Email, URL & IP Extractor
Extract emails, URLs, IPv4, and IPv6 addresses from any text with deduplication and batch export.
How to Use
This tool scans any block of text and extracts email addresses, URLs, IPv4 addresses, and IPv6 addresses using pattern matching. All extraction runs locally in your browser with no server processing.
- Paste your text into the input area, or click "Upload file" to load a
.txt,.log, or.csvfile. You can also click "Load Sample" for ready-made test data. - Toggle extraction types in the sidebar. Enable or disable Emails, URLs, IPv4, and IPv6 independently. Only enabled types are scanned.
- Review grouped results below the input. Each type shows a count badge, a scrollable list of unique matches, and per-type copy and download buttons.

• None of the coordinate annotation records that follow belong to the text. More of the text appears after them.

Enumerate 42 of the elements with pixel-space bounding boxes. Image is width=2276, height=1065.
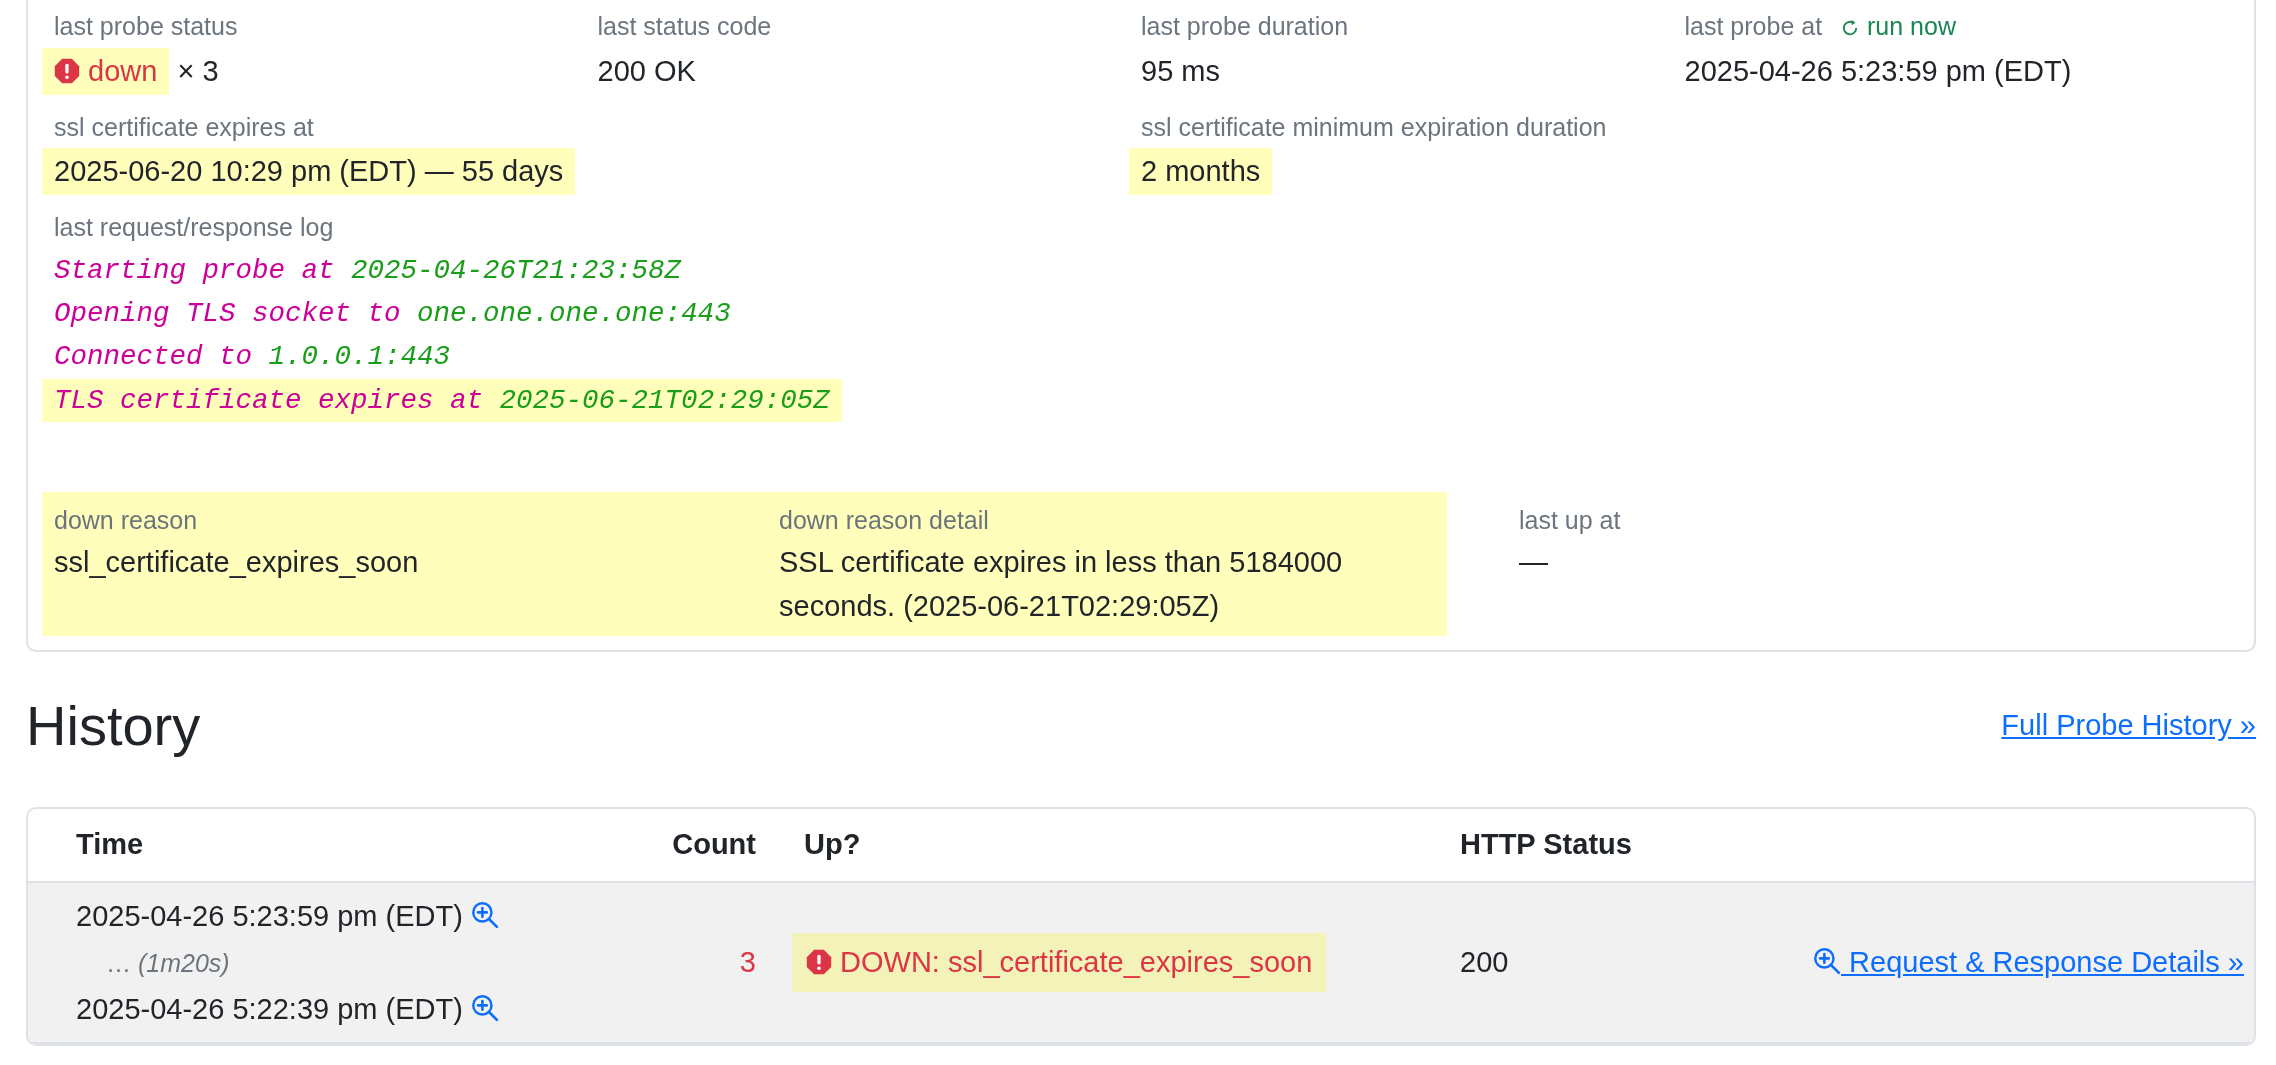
column-header: Up? — [804, 828, 861, 861]
log-line: Connected to 1.0.0.1:443 — [53, 340, 452, 375]
field-label: last probe at — [1684, 11, 1823, 42]
field-label: down reason detail — [779, 504, 989, 536]
field-label: last probe duration — [1141, 11, 1349, 42]
repeat-count: × 3 — [176, 54, 219, 87]
http-status-text: 200 — [1460, 945, 1509, 978]
field-label: last up at — [1519, 504, 1621, 536]
field-label: last request/response log — [54, 212, 334, 244]
column-header: Time — [76, 828, 144, 861]
field-label: last status code — [597, 11, 772, 42]
field-value: SSL certificate expires in less than 5184000 seconds. (2025-06-21T02:29:05Z) — [779, 545, 1344, 624]
time-text: 2025-04-26 5:23:59 pm (EDT) — [76, 899, 464, 932]
field-value: 200 OK — [596, 53, 697, 89]
field-value: — — [1519, 545, 1549, 581]
log-line: Starting probe at 2025-04-26T21:23:58Z — [53, 253, 683, 288]
zoom-in-icon — [1813, 946, 1841, 975]
details-link[interactable]: Request & Response Details » — [1813, 945, 2244, 978]
alert-icon — [806, 948, 832, 975]
field-label: down reason — [54, 504, 198, 536]
duration-text: … (1m20s) — [106, 948, 230, 980]
section-heading: History — [26, 693, 201, 760]
status-value: down — [42, 47, 170, 95]
status-tag: DOWN: ssl_certificate_expires_soon — [792, 932, 1327, 993]
column-header: HTTP Status — [1460, 828, 1632, 861]
run-now-link[interactable]: run now — [1840, 12, 1956, 40]
field-label: ssl certificate minimum expiration duration — [1141, 111, 1607, 143]
count-text: 3 — [739, 945, 756, 978]
field-value: 95 ms — [1140, 53, 1221, 89]
field-value: 2025-06-20 10:29 pm (EDT) — 55 days — [42, 148, 576, 196]
log-line: Opening TLS socket to one.one.one.one:443 — [53, 297, 732, 332]
alert-icon — [54, 57, 80, 84]
column-header: Count — [672, 828, 756, 861]
zoom-in-icon — [470, 900, 499, 929]
field-value: ssl_certificate_expires_soon — [54, 545, 420, 581]
field-value: 2 months — [1129, 148, 1273, 196]
full-history-link[interactable]: Full Probe History » — [2001, 704, 2256, 748]
field-label: last probe status — [54, 11, 238, 42]
time-text: 2025-04-26 5:22:39 pm (EDT) — [76, 992, 464, 1025]
zoom-in-icon — [470, 993, 499, 1022]
field-value: 2025-04-26 5:23:59 pm (EDT) — [1683, 53, 2073, 89]
field-label: ssl certificate expires at — [54, 111, 314, 143]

- Copy or download individual groups or all results at once. The "Download All" button exports every group into a single TXT file with labeled sections.
About This Tool
Data extraction from unstructured text is one of the most common tasks in data processing, log analysis, and security auditing. This tool uses JavaScript regular expressions optimized for each data type, with built-in validation and deduplication.
Email Extraction (RFC 5322)
Email addresses are matched using a simplified version of the RFC 5322 specification. The pattern captures the local part (alphanumeric characters plus . _ % + -), the @ symbol, and a domain with at least one dot and a top-level domain of two or more characters. This covers the vast majority of real-world email addresses while avoiding false positives from edge cases like quoted local parts or IP-literal domains that rarely appear in practice. Deduplication is case-insensitive because RFC 5321 specifies that domain names are case-insensitive, and most email providers treat the local part the same way.
URL Detection
URLs are detected by matching http:// and https:// schemes followed by non-whitespace characters. The extractor strips trailing punctuation marks (periods, commas, parentheses) that commonly appear when URLs are embedded in prose or Markdown text. This prevents https://example.com. from including the sentence-ending period as part of the URL.
IPv4 Address Validation
IPv4 addresses are matched as four dot-separated groups of one to three digits. After pattern matching, each octet is validated to fall within the 0-255 range and to not have leading zeros (e.g., 192.168.001.001 is rejected because 001 is not a canonical octet representation). This two-phase approach — regex match followed by numeric validation — is more reliable than trying to encode all constraints in a single regular expression.
IPv6 Address Patterns
IPv6 address detection supports the full 8-group hexadecimal notation (e.g., 2001:0db8:85a3:0000:0000:8a2e:0370:7334) and the abbreviated double-colon notation (e.g., fe80::1 or ::1). The regex uses multiple alternation branches to handle the variable number of groups that appear before and after the :: abbreviation. Deduplication normalizes addresses to lowercase for consistent comparison.
Performance Characteristics
All extraction runs synchronously on the main thread using native JavaScript String.prototype.match() with compiled RegExp objects. Modern V8 and SpiderMonkey engines JIT-compile regex patterns, achieving throughput of roughly 100MB/s for simple patterns. A typical server log file of 1MB with thousands of IP addresses processes in under 100ms. The statistics ribbon shows exact processing time for every extraction.
Why Use This Tool
Extracting structured data from unstructured text is a recurring need across development, security, marketing, and operations. Here are the most common use cases:
- Log analysis — Extract IP addresses from web server access logs, application logs, or firewall logs to identify traffic sources, detect brute-force attacks, or build IP allowlists and blocklists.
- Data cleaning — Pull email addresses from unstructured customer feedback forms, support tickets, or CRM exports. Deduplication ensures each address appears only once for clean mailing lists.
- Security auditing — Scan code repositories, configuration files, or documentation for accidentally committed email addresses, internal URLs, or server IP addresses that should not be public.
- Content migration — Extract all URLs from a website's content dump to build a link inventory, check for broken links, or map redirects during domain migration.
- Network inventory — Parse network device configurations (routers, switches, firewalls) to build an inventory of all IPv4 and IPv6 addresses in use across the infrastructure.
- Marketing and outreach — Extract email addresses from business directories, event attendee lists, or published contact pages for targeted outreach campaigns.
Privacy
All extraction runs entirely in your browser using JavaScript regular expressions. No text is transmitted to any server. Your data never leaves your machine, making this safe for processing proprietary logs, internal network configurations, customer databases, or any sensitive data containing personal information.